Grafton House (known as Ipswich Borough Council HQ) is the headquarters for Ipswich Borough Council and Smartest Energy. Located on Russell Road opposite Endeavour House, Grafton House is a 6-storey building and was designed by Consarc Consulting Architects and construction was completed in 2006 as part of the Ipswich Village Development. The building consists of mixed retail units at ground level including a coffee shop
 and 60,000 sq feet of office space. Grafton House was also classed as 'very good' by BREEAM standards.

==Design==
The building is constructed with an in situ cast post tensioned concrete frame sits on top of piled foundations with Precast brickwork spandrels and columns frame openings.
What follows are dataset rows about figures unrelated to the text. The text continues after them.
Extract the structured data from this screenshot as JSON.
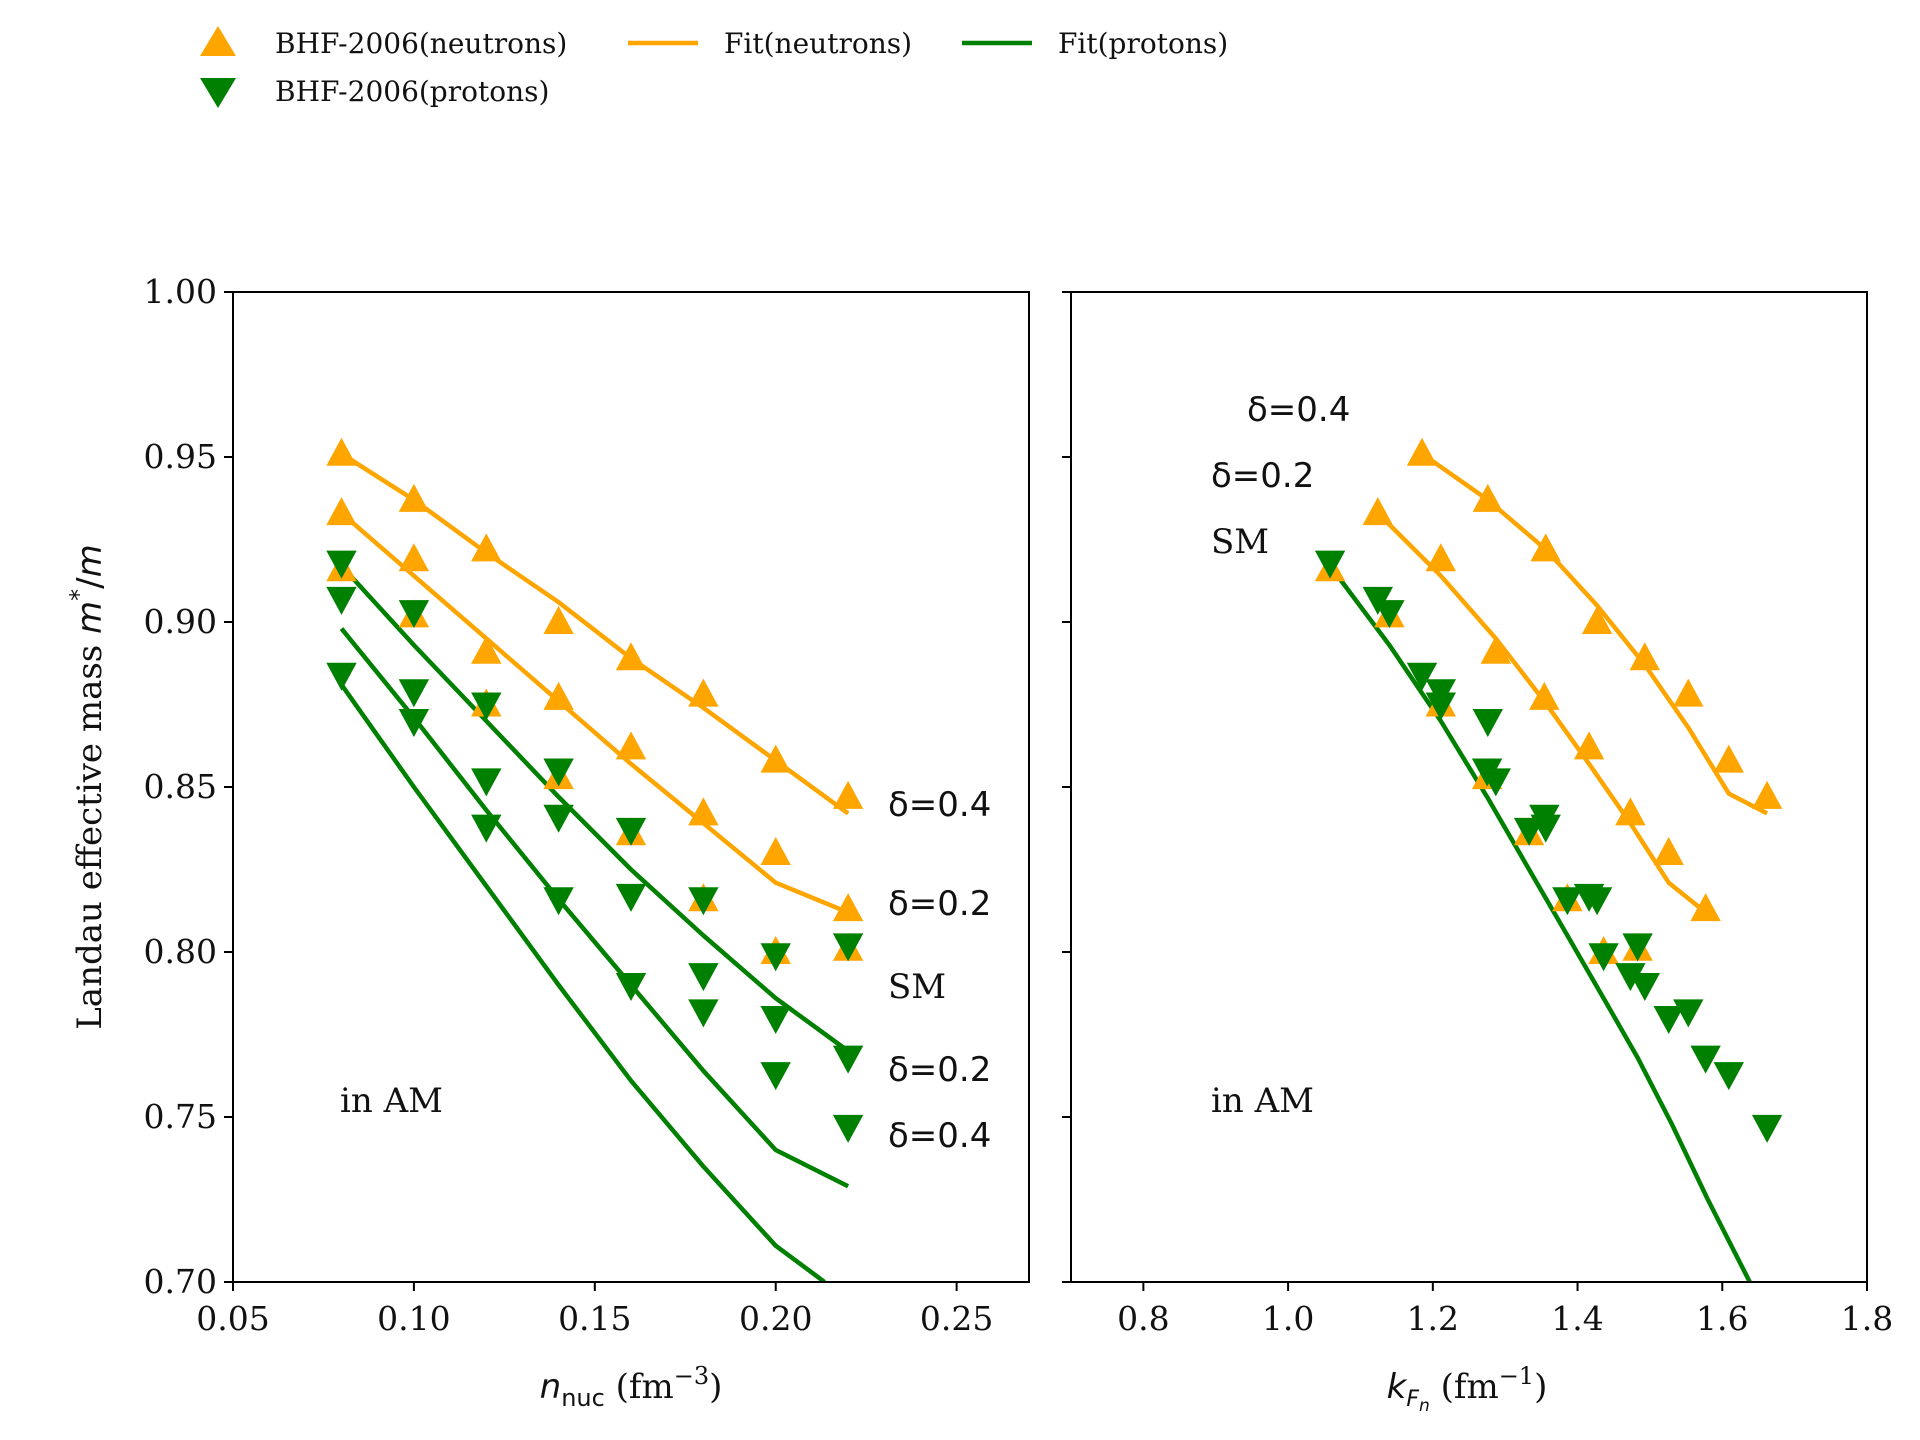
{
  "legend": {
    "neutron_points": "BHF-2006(neutrons)",
    "proton_points": "BHF-2006(protons)",
    "neutron_fit": "Fit(neutrons)",
    "proton_fit": "Fit(protons)"
  },
  "colors": {
    "neutron": "#FFA500",
    "proton": "#008000"
  },
  "chart_data": [
    {
      "type": "scatter",
      "panel": "left",
      "xlabel": "n_nuc (fm^-3)",
      "ylabel": "Landau effective mass m*/m",
      "xlim": [
        0.05,
        0.27
      ],
      "ylim": [
        0.7,
        1.0
      ],
      "xticks": [
        "0.05",
        "0.10",
        "0.15",
        "0.20",
        "0.25"
      ],
      "yticks": [
        "0.70",
        "0.75",
        "0.80",
        "0.85",
        "0.90",
        "0.95",
        "1.00"
      ],
      "annotations": {
        "neutron_d04": "δ=0.4",
        "neutron_d02": "δ=0.2",
        "sm": "SM",
        "proton_d02": "δ=0.2",
        "proton_d04": "δ=0.4",
        "region": "in AM"
      },
      "series": [
        {
          "name": "BHF-2006(neutrons)",
          "kind": "points",
          "group": "neutron",
          "delta": 0.4,
          "points": [
            [
              0.08,
              0.951
            ],
            [
              0.1,
              0.937
            ],
            [
              0.12,
              0.922
            ],
            [
              0.14,
              0.9
            ],
            [
              0.16,
              0.889
            ],
            [
              0.18,
              0.878
            ],
            [
              0.2,
              0.858
            ],
            [
              0.22,
              0.847
            ]
          ]
        },
        {
          "name": "BHF-2006(neutrons)",
          "kind": "points",
          "group": "neutron",
          "delta": 0.2,
          "points": [
            [
              0.08,
              0.933
            ],
            [
              0.1,
              0.919
            ],
            [
              0.12,
              0.891
            ],
            [
              0.14,
              0.877
            ],
            [
              0.16,
              0.862
            ],
            [
              0.18,
              0.842
            ],
            [
              0.2,
              0.83
            ],
            [
              0.22,
              0.813
            ]
          ]
        },
        {
          "name": "BHF-2006(neutrons)",
          "kind": "points",
          "group": "neutron",
          "delta": 0.0,
          "points": [
            [
              0.08,
              0.916
            ],
            [
              0.1,
              0.902
            ],
            [
              0.12,
              0.875
            ],
            [
              0.14,
              0.853
            ],
            [
              0.16,
              0.836
            ],
            [
              0.18,
              0.816
            ],
            [
              0.2,
              0.8
            ],
            [
              0.22,
              0.801
            ]
          ]
        },
        {
          "name": "BHF-2006(protons)",
          "kind": "points",
          "group": "proton",
          "delta": 0.0,
          "points": [
            [
              0.08,
              0.918
            ],
            [
              0.1,
              0.903
            ],
            [
              0.12,
              0.875
            ],
            [
              0.14,
              0.855
            ],
            [
              0.16,
              0.837
            ],
            [
              0.18,
              0.816
            ],
            [
              0.2,
              0.799
            ],
            [
              0.22,
              0.802
            ]
          ]
        },
        {
          "name": "BHF-2006(protons)",
          "kind": "points",
          "group": "proton",
          "delta": 0.2,
          "points": [
            [
              0.08,
              0.907
            ],
            [
              0.1,
              0.879
            ],
            [
              0.12,
              0.852
            ],
            [
              0.14,
              0.841
            ],
            [
              0.16,
              0.817
            ],
            [
              0.18,
              0.793
            ],
            [
              0.2,
              0.78
            ],
            [
              0.22,
              0.768
            ]
          ]
        },
        {
          "name": "BHF-2006(protons)",
          "kind": "points",
          "group": "proton",
          "delta": 0.4,
          "points": [
            [
              0.08,
              0.884
            ],
            [
              0.1,
              0.87
            ],
            [
              0.12,
              0.838
            ],
            [
              0.14,
              0.816
            ],
            [
              0.16,
              0.79
            ],
            [
              0.18,
              0.782
            ],
            [
              0.2,
              0.763
            ],
            [
              0.22,
              0.747
            ]
          ]
        },
        {
          "name": "Fit(neutrons)",
          "kind": "line",
          "group": "neutron",
          "delta": 0.4,
          "points": [
            [
              0.08,
              0.951
            ],
            [
              0.1,
              0.937
            ],
            [
              0.12,
              0.921
            ],
            [
              0.14,
              0.906
            ],
            [
              0.16,
              0.889
            ],
            [
              0.18,
              0.874
            ],
            [
              0.2,
              0.858
            ],
            [
              0.22,
              0.842
            ]
          ]
        },
        {
          "name": "Fit(neutrons)",
          "kind": "line",
          "group": "neutron",
          "delta": 0.2,
          "points": [
            [
              0.08,
              0.933
            ],
            [
              0.1,
              0.914
            ],
            [
              0.12,
              0.895
            ],
            [
              0.14,
              0.876
            ],
            [
              0.16,
              0.857
            ],
            [
              0.18,
              0.839
            ],
            [
              0.2,
              0.821
            ],
            [
              0.22,
              0.812
            ]
          ]
        },
        {
          "name": "Fit(protons)",
          "kind": "line",
          "group": "proton",
          "delta": 0.0,
          "points": [
            [
              0.08,
              0.917
            ],
            [
              0.1,
              0.893
            ],
            [
              0.12,
              0.87
            ],
            [
              0.14,
              0.847
            ],
            [
              0.16,
              0.825
            ],
            [
              0.18,
              0.805
            ],
            [
              0.2,
              0.786
            ],
            [
              0.22,
              0.77
            ]
          ]
        },
        {
          "name": "Fit(protons)",
          "kind": "line",
          "group": "proton",
          "delta": 0.2,
          "points": [
            [
              0.08,
              0.898
            ],
            [
              0.1,
              0.871
            ],
            [
              0.12,
              0.843
            ],
            [
              0.14,
              0.816
            ],
            [
              0.16,
              0.79
            ],
            [
              0.18,
              0.764
            ],
            [
              0.2,
              0.74
            ],
            [
              0.22,
              0.729
            ]
          ]
        },
        {
          "name": "Fit(protons)",
          "kind": "line",
          "group": "proton",
          "delta": 0.4,
          "points": [
            [
              0.08,
              0.881
            ],
            [
              0.1,
              0.85
            ],
            [
              0.12,
              0.82
            ],
            [
              0.14,
              0.79
            ],
            [
              0.16,
              0.761
            ],
            [
              0.18,
              0.735
            ],
            [
              0.2,
              0.711
            ],
            [
              0.2135,
              0.7
            ]
          ]
        }
      ]
    },
    {
      "type": "scatter",
      "panel": "right",
      "xlabel": "k_Fn (fm^-1)",
      "xlim": [
        0.7,
        1.8
      ],
      "ylim": [
        0.7,
        1.0
      ],
      "xticks": [
        "0.8",
        "1.0",
        "1.2",
        "1.4",
        "1.6",
        "1.8"
      ],
      "annotations": {
        "d04": "δ=0.4",
        "d02": "δ=0.2",
        "sm": "SM",
        "region": "in AM"
      },
      "series": [
        {
          "name": "BHF-2006(neutrons)",
          "kind": "points",
          "group": "neutron",
          "delta": 0.4,
          "points": [
            [
              1.185,
              0.951
            ],
            [
              1.276,
              0.937
            ],
            [
              1.356,
              0.922
            ],
            [
              1.427,
              0.9
            ],
            [
              1.493,
              0.889
            ],
            [
              1.553,
              0.878
            ],
            [
              1.609,
              0.858
            ],
            [
              1.662,
              0.847
            ]
          ]
        },
        {
          "name": "BHF-2006(neutrons)",
          "kind": "points",
          "group": "neutron",
          "delta": 0.2,
          "points": [
            [
              1.124,
              0.933
            ],
            [
              1.211,
              0.919
            ],
            [
              1.287,
              0.891
            ],
            [
              1.354,
              0.877
            ],
            [
              1.416,
              0.862
            ],
            [
              1.473,
              0.842
            ],
            [
              1.526,
              0.83
            ],
            [
              1.577,
              0.813
            ]
          ]
        },
        {
          "name": "BHF-2006(neutrons)",
          "kind": "points",
          "group": "neutron",
          "delta": 0.0,
          "points": [
            [
              1.058,
              0.916
            ],
            [
              1.14,
              0.902
            ],
            [
              1.211,
              0.875
            ],
            [
              1.275,
              0.853
            ],
            [
              1.333,
              0.836
            ],
            [
              1.386,
              0.816
            ],
            [
              1.436,
              0.8
            ],
            [
              1.483,
              0.801
            ]
          ]
        },
        {
          "name": "BHF-2006(protons)",
          "kind": "points",
          "group": "proton",
          "delta": 0.0,
          "points": [
            [
              1.058,
              0.918
            ],
            [
              1.14,
              0.903
            ],
            [
              1.211,
              0.875
            ],
            [
              1.275,
              0.855
            ],
            [
              1.333,
              0.837
            ],
            [
              1.386,
              0.816
            ],
            [
              1.436,
              0.799
            ],
            [
              1.483,
              0.802
            ]
          ]
        },
        {
          "name": "BHF-2006(protons)",
          "kind": "points",
          "group": "proton",
          "delta": 0.2,
          "points": [
            [
              1.124,
              0.907
            ],
            [
              1.211,
              0.879
            ],
            [
              1.287,
              0.852
            ],
            [
              1.354,
              0.841
            ],
            [
              1.416,
              0.817
            ],
            [
              1.473,
              0.793
            ],
            [
              1.526,
              0.78
            ],
            [
              1.577,
              0.768
            ]
          ]
        },
        {
          "name": "BHF-2006(protons)",
          "kind": "points",
          "group": "proton",
          "delta": 0.4,
          "points": [
            [
              1.185,
              0.884
            ],
            [
              1.276,
              0.87
            ],
            [
              1.356,
              0.838
            ],
            [
              1.427,
              0.816
            ],
            [
              1.493,
              0.79
            ],
            [
              1.553,
              0.782
            ],
            [
              1.609,
              0.763
            ],
            [
              1.662,
              0.747
            ]
          ]
        },
        {
          "name": "Fit(neutrons)",
          "kind": "line",
          "group": "neutron",
          "delta": 0.4,
          "points": [
            [
              1.185,
              0.951
            ],
            [
              1.276,
              0.937
            ],
            [
              1.356,
              0.922
            ],
            [
              1.427,
              0.905
            ],
            [
              1.493,
              0.887
            ],
            [
              1.553,
              0.868
            ],
            [
              1.609,
              0.848
            ],
            [
              1.662,
              0.842
            ]
          ]
        },
        {
          "name": "Fit(neutrons)",
          "kind": "line",
          "group": "neutron",
          "delta": 0.2,
          "points": [
            [
              1.124,
              0.933
            ],
            [
              1.211,
              0.914
            ],
            [
              1.287,
              0.895
            ],
            [
              1.354,
              0.876
            ],
            [
              1.416,
              0.857
            ],
            [
              1.473,
              0.839
            ],
            [
              1.526,
              0.821
            ],
            [
              1.577,
              0.812
            ]
          ]
        },
        {
          "name": "Fit(protons)",
          "kind": "line",
          "group": "proton",
          "delta": 0.0,
          "points": [
            [
              1.058,
              0.917
            ],
            [
              1.14,
              0.893
            ],
            [
              1.211,
              0.87
            ],
            [
              1.275,
              0.847
            ],
            [
              1.333,
              0.825
            ],
            [
              1.386,
              0.805
            ],
            [
              1.436,
              0.786
            ],
            [
              1.483,
              0.768
            ],
            [
              1.53,
              0.748
            ],
            [
              1.58,
              0.725
            ],
            [
              1.638,
              0.7
            ]
          ]
        }
      ]
    }
  ]
}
The exterior walls are aluminium curtain walling, with timber windows, external rendering, timber and rain screen cladding. The building can hold 500 people and makes the most of a small site. There is car parking to the rear of the building and there is also a multi-storey car park (shared with Endeavour House) with access from Constantine Road.

The buildings design is very urban and has a very simple floor plan. The building is split into 3, each linked with a small glass corridor to break up the long narrow floor plan. The construction also kept the existing trees along Russell Road and added a modern sculpture next to the entrance to add an urban feel.

==Sustainability==

The building includes a naturally ventilated atrium, energy-efficient lighting systems, and passive daylighting strategies intended to reduce reliance on artificial illumination. The internal layout is centred around an atrium that improves light distribution across multiple floors.

According to Consarc Architects, Grafton House was designed to meet BREEAM ‘Very Good’ standards. The sustainability measures implemented include natural ventilation, efficient lighting, and daylight optimisation, all of which were intended to lower energy consumption during regular operations.